Team:CCU Taiwan/Machine learning

No Sidebar - Helios by HTML5 UP


We use machine learning to generate a model in order to predict user’s risk of caries. We took ICDAS as our standard data and train our model with CSP, lactate, concentration and pH value. In the following section, we will introduce how we preprocess our data for training the model and how we generate the model using scikit learn.

Data preprocessing

We need three parameters for training the model, which is, concentration of lactate, CSP and pH level. The following will explain how we get those data:

  1. Lactate

We use Dimension RxL for a lactate dehydrogenase test:
Lactate + NAD+ → Pyrevate + NADH + H+.
Then we quantized the concentration of sample by NADH absorbance.

  1. CSP

We used HPLC to quantize the concentration of CSP in saliva.

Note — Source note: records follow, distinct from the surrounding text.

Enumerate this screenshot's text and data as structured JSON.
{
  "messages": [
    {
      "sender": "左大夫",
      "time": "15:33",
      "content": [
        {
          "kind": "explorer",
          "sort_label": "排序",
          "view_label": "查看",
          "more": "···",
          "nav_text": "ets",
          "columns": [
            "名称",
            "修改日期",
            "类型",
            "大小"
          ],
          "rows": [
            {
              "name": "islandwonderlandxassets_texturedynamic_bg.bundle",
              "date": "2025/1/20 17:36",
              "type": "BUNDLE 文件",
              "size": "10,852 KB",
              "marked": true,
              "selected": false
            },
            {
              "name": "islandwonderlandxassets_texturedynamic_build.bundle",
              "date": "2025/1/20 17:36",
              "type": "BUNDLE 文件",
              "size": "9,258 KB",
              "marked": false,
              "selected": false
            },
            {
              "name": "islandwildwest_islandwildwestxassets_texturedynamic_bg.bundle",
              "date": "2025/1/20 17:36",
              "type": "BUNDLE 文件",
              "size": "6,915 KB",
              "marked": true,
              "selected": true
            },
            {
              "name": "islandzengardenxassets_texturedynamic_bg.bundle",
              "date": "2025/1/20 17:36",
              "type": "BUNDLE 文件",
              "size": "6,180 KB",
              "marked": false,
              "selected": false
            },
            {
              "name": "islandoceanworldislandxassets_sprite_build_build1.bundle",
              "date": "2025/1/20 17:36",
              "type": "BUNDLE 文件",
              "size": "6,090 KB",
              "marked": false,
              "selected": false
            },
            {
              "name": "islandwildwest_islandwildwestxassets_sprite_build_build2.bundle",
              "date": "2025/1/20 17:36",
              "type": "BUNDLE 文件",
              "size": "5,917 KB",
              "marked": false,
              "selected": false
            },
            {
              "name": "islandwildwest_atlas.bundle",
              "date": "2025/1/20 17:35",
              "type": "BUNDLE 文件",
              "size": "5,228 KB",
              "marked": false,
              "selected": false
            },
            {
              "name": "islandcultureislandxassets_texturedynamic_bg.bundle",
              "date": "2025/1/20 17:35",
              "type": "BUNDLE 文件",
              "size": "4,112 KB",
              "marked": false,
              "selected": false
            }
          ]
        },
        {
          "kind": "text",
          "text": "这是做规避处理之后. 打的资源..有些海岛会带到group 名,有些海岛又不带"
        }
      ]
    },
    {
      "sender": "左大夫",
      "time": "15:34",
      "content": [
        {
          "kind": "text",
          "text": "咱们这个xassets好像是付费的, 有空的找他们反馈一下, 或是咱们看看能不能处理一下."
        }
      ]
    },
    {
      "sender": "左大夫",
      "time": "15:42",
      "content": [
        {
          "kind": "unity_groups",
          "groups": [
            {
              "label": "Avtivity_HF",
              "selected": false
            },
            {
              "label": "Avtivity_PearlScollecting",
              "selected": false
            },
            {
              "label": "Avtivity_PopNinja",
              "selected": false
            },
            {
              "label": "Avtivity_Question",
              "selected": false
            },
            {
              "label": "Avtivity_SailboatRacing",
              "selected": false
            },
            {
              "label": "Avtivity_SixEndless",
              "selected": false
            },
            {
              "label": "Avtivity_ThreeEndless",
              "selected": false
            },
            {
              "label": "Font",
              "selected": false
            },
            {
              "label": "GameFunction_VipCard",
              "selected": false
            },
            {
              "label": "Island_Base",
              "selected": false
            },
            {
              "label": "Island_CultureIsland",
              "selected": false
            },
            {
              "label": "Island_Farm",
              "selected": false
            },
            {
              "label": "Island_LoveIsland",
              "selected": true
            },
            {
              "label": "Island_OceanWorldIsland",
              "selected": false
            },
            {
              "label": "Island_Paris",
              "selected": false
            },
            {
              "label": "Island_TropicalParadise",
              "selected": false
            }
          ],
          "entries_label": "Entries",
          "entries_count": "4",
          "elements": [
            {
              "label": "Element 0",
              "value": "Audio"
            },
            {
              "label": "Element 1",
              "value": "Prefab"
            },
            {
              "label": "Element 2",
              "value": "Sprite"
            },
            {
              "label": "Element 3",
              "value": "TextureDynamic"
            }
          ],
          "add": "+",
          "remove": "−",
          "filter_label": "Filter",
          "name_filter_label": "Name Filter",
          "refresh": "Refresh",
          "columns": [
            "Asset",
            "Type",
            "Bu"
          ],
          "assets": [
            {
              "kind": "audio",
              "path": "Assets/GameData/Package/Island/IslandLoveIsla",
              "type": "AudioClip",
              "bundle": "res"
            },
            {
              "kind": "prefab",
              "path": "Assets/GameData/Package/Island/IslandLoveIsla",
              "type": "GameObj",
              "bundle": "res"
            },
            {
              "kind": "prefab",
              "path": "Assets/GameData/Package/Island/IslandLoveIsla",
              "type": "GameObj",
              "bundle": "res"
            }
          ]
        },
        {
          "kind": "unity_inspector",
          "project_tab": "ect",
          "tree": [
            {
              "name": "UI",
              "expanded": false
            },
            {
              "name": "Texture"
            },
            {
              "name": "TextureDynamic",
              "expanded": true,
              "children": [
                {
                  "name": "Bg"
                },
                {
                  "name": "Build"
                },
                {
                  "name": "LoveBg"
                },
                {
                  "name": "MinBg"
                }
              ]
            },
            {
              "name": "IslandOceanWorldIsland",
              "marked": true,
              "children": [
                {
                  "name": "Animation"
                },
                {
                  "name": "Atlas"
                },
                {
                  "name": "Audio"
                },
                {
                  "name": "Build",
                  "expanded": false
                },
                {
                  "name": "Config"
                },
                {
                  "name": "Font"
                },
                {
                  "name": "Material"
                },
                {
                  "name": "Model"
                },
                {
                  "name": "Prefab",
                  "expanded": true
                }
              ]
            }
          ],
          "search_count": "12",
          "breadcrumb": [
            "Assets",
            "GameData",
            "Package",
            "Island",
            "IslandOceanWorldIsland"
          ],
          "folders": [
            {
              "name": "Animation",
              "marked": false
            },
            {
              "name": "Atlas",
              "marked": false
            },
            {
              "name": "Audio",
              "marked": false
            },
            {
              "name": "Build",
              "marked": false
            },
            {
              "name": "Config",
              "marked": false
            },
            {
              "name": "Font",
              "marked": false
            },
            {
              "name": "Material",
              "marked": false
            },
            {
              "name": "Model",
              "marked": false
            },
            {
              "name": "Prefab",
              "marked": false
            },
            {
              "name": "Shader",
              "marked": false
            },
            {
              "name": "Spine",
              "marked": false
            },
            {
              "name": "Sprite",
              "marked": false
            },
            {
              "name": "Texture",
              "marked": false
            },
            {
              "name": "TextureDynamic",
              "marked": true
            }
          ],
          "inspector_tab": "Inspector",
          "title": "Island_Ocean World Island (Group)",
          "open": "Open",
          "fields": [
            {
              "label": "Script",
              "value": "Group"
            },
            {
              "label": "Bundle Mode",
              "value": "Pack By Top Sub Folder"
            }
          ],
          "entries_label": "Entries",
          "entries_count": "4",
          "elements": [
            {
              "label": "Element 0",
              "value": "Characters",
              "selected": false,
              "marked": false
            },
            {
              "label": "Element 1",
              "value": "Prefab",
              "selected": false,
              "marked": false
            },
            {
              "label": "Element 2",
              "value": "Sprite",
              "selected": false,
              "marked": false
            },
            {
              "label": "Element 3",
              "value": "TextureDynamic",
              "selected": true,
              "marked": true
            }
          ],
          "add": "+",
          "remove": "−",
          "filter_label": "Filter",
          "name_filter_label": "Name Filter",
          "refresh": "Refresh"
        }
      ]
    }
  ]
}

We made a standard curve of CSP in HPLC(fig.1), then conducted an experiment to check whether HPLC can exactly analyze CSP in human saliva (fig.2). As for the test, we make sure that the peak of CSP will appear between the time periods of 34 and 35 minute. Next, we injected 150μl filtered saliva into HPLC and gain the actual concentration by calculating on a standard curve.

Figure.1 Standard Curve.

Figure.2 HPLC can exactly analyze CSP in Saliva. Here is five kind of sample, (a) and (b) is negative control, showing that our solvent and buffer would not cause influence. In (c) we injected excess CSP to find where the CSP peak was. Then we had a filtered saliva test (d) to check the signal situation of HPLC in saliva sample, and here are many peaks. So we injected another saliva sample with excess CSP (e) to make sure which peak in this environment was CSP.

  1. pH value

We use commercial pH test paper to evaluate the pH value of saliva.

Model generation

We use scikit-learn as a tool for generating the machine learning model. We choose the neural network MLP Classifier to train the prediction model. Although the accuracy of the prediction model at first isn’t that accurate due to the lack of data, but we look forward to collecting more data in order to improve the accuracy of the model.